Alberta’s premier is rejecting Opposition claims her planned $100-million pilot project for cleaning up old oil wells was influenced by her United Conservative party leadership campaign, arguing that federal money to get the job done missed many of the province’s worst sites.
Speaking on her province-wide radio call-in show Saturday, Danielle Smith noted the worst wells have been inactive for decades and repeated her argument that government shares some of the blame for the fact regulators let companies off without fulfilling their responsibilities.
Smith said many of the companies that left those wells without cleaning them up aren’t around anymore.
“Because we’re targeting it so closely on the worst wells, we’re looking at sites, for instance, that have been inactive for 20 years that were drilled prior to 1990, so these are kind of the worst of the worst sites,” Smith told listeners Saturday after being asked about the NDP’s claims the program is linked with her leadership fundraising.
“Now we’re left with somebody holding the bag that may not have been responsible for the initial liability. We have regulators who allowed for those transfers to occur. We have regulators in the past who didn’t require cleanup.
“I think we have to take some of the responsibility as government for the fact that we didn’t manage it the way that we should have historically.”
NDP Energy critic Kathleen Ganley said Friday it’s a “huge concern” that before Smith re-entered politics, she lobbied for an oil well cleanup bailout that she made a government priority when she became premier.
The sources of the $1.3 million Smith raised for her leadership campaign last year have not been revealed, and her office has not responded to requests to address questions about how her campaign fundraising has affected her governing priorities.
The Liability Management Incentive Program proposes to give $100 million in royalty breaks to companies that fulfil their legal obligations to restore old oil and gas wells. A royalty is the price Alberta charges a company to develop a resource.
Analysts with Scotiabank said in a report that the proposal “goes against the core capitalist principle that private companies should take full responsibility for the liabilities they willingly accept.”
An Independent legislature member and former member of the UCP caucus, Drew Barnes, has called the plan “corporate welfare.”
Smith on Saturday praised the federal government’s Site Rehabilitation Program which provided $1 billion for well-site recovery, but she noted the program is about to end and that it missed the worst sites.

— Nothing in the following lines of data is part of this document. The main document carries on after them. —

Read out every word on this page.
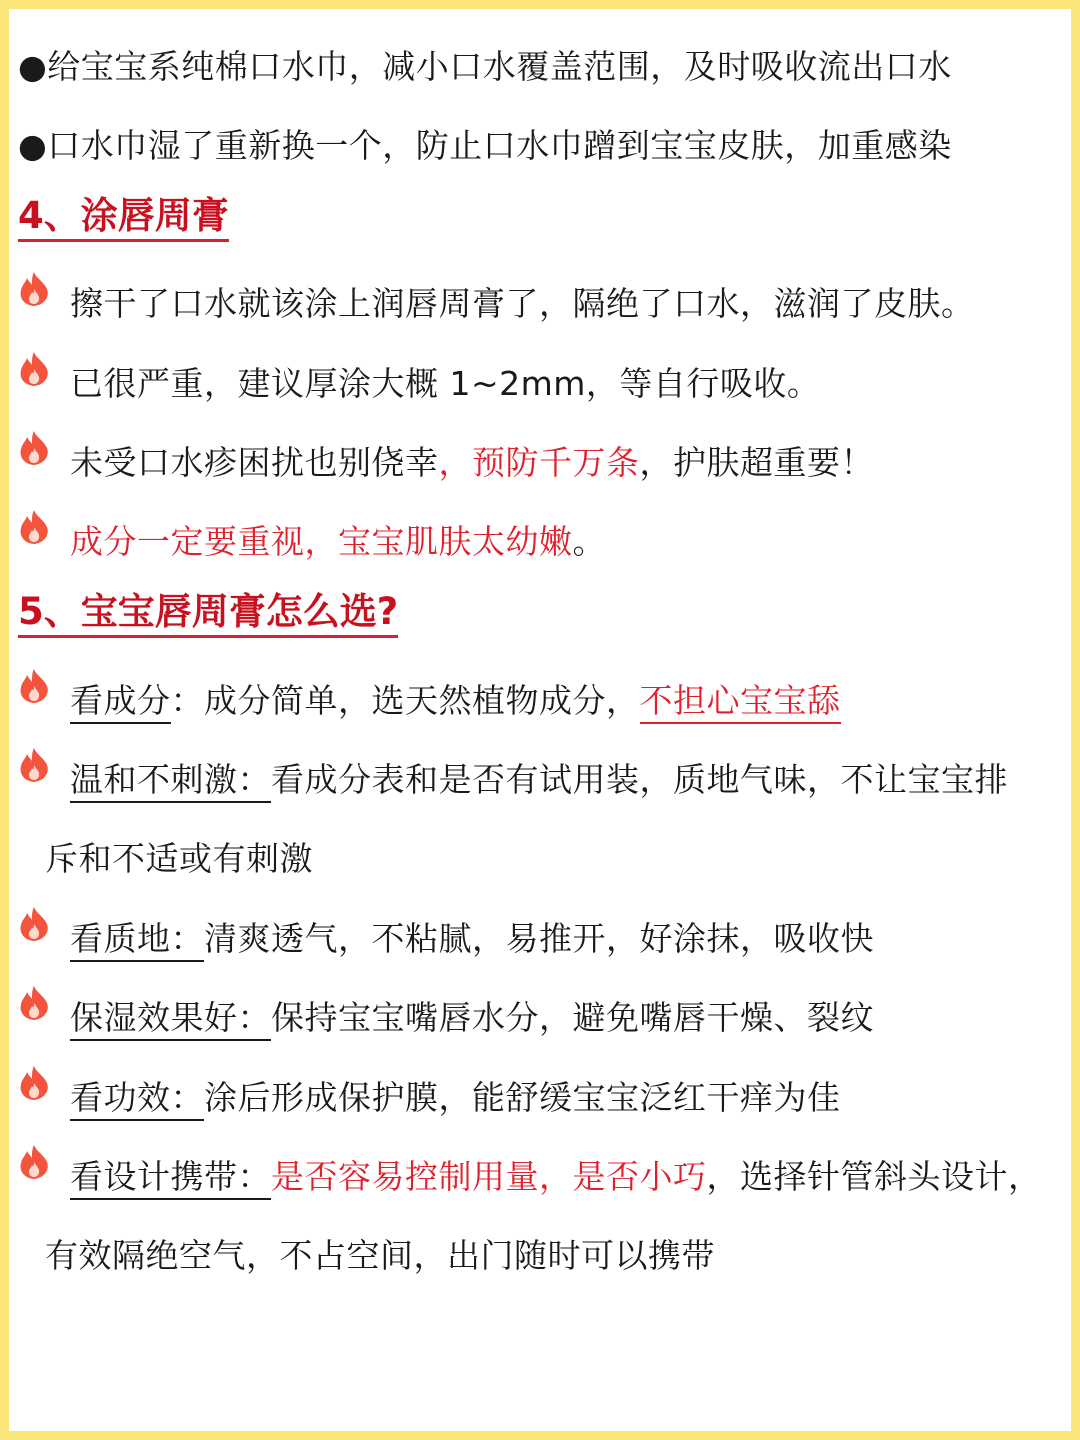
●给宝宝系纯棉口水巾，减小口水覆盖范围，及时吸收流出口水
●口水巾湿了重新换一个，防止口水巾蹭到宝宝皮肤，加重感染
4、涂唇周膏
擦干了口水就该涂上润唇周膏了，隔绝了口水，滋润了皮肤。
已很严重，建议厚涂大概 1~2mm，等自行吸收。
未受口水疹困扰也别侥幸，预防千万条，护肤超重要！
成分一定要重视，宝宝肌肤太幼嫩。
5、宝宝唇周膏怎么选?
看成分：成分简单，选天然植物成分，不担心宝宝舔
温和不刺激：看成分表和是否有试用装，质地气味，不让宝宝排
斥和不适或有刺激
看质地：清爽透气，不粘腻，易推开，好涂抹，吸收快
保湿效果好：保持宝宝嘴唇水分，避免嘴唇干燥、裂纹
看功效：涂后形成保护膜，能舒缓宝宝泛红干痒为佳
看设计携带：是否容易控制用量，是否小巧，选择针管斜头设计，
有效隔绝空气，不占空间，出门随时可以携带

She said flare pits — which she described as pools of water where waste materials were just thrown in — are the biggest problem and have sat in some cases for 40 to 60 years. She said they’re not being cleaned up because “it’s a huge environmental liability expense companies are worried that they’re not going to be able to get the signoff on it.”
Landowners, she said, are left with the unremediated sites.
“The reason I advocated for this program when I first heard about it was because I feel so passionately about landowner rights. I feel so passionately that this has been a long-term problem. No one’s ever found a way to address it,” Smith told listeners.